According to monthly financial market data released by the Bank of Korea (BOK) on Wednesday, the premium credit default swap (CDS) for South Korea’s benchmark five-year foreign exchange stabilization bonds averaged 43 basis points during the first seven days of May, down from the average of 49 basis points in the previous two months. The last time the protection cost in Korean government bonds was this low was in October 2016 when it averaged 41 basis points.
A lower spread in the insurance against default makes it cheaper and easier for the Korean government and companies to issue bonds overseas.
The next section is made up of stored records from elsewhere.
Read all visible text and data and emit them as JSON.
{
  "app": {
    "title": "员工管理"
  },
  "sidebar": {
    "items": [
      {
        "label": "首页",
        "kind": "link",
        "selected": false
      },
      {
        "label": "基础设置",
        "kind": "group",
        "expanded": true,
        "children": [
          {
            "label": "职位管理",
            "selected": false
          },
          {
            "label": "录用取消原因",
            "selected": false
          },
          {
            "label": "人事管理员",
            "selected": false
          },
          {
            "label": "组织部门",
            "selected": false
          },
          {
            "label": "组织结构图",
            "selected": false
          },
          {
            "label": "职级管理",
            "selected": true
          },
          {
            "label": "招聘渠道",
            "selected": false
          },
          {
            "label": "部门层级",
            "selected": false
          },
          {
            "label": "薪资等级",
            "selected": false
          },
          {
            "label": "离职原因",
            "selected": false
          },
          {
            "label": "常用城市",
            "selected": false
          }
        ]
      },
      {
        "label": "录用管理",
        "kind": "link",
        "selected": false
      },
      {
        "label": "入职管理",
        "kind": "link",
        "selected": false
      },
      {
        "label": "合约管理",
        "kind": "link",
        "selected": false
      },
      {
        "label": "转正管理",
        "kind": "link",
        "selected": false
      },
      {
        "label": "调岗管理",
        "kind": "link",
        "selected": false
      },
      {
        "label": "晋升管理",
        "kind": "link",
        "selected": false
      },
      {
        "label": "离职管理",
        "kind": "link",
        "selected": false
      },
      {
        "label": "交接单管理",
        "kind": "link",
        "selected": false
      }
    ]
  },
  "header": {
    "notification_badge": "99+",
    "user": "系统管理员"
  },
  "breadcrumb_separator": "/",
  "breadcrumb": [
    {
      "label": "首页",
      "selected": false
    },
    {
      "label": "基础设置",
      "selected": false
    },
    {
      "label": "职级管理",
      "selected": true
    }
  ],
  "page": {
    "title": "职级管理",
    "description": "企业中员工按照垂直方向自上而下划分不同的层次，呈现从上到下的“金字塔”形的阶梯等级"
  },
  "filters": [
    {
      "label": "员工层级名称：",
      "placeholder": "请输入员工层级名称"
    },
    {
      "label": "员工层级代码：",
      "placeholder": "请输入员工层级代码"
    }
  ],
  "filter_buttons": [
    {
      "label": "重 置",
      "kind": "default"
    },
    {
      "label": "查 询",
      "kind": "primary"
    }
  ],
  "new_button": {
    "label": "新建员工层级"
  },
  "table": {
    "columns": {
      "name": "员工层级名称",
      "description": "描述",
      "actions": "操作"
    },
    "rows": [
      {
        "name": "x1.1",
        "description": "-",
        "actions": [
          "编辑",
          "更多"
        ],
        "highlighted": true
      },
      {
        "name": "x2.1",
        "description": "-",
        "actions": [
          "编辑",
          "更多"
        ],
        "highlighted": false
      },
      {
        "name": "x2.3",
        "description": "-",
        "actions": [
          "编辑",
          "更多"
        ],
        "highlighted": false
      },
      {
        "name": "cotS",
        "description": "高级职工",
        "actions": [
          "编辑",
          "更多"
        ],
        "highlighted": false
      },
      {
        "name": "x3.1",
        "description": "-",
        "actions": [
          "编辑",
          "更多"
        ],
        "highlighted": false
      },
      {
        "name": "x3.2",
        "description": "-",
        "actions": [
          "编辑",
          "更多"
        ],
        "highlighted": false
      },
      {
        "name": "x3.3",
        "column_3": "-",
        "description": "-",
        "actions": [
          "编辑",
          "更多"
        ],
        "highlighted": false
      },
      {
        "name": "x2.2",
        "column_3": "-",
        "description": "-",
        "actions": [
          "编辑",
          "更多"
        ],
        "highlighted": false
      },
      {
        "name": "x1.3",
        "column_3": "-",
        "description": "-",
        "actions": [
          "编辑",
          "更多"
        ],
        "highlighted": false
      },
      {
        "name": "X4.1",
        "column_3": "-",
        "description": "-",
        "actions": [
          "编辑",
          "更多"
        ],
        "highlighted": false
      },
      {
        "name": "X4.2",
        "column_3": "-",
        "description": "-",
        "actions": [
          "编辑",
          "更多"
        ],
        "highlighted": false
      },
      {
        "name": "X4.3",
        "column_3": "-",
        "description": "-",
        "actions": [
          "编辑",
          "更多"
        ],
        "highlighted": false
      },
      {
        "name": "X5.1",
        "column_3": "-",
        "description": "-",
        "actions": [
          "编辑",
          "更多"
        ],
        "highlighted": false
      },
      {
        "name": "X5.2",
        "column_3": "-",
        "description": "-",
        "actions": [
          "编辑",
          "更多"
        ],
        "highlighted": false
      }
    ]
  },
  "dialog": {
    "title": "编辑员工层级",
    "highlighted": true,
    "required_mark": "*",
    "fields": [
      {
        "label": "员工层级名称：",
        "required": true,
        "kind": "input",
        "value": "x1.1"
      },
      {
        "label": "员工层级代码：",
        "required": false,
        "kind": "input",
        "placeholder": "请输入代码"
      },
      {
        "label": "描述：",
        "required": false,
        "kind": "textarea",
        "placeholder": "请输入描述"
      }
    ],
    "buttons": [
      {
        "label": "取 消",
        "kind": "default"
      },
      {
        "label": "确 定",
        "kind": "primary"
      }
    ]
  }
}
The CDS for Korean sovereign bonds hinges highly on North Korea-related risks. The premium hit as high as 71 basis points in July last year following a series of nuclear weapon and missile tests by North Korea.
Expectations for a breakthrough in the North Korean nuclear conundrum and the possibility of revived inter-Korean economic cooperation sharply reduced the credit risk for Korean debt.
By May 7, the premium on CDS for the country’s five-year FX bonds fell to 42 basis points. For the same reason, the Korean currency strengthened 1.3 percent from 1,063.5 won in March to 1,072.2 won on May 4 against the U.S. dollar.
Meanwhile, foreign investors sold a net $2.04 billion of Korean stocks and bought $640 million of bonds in April.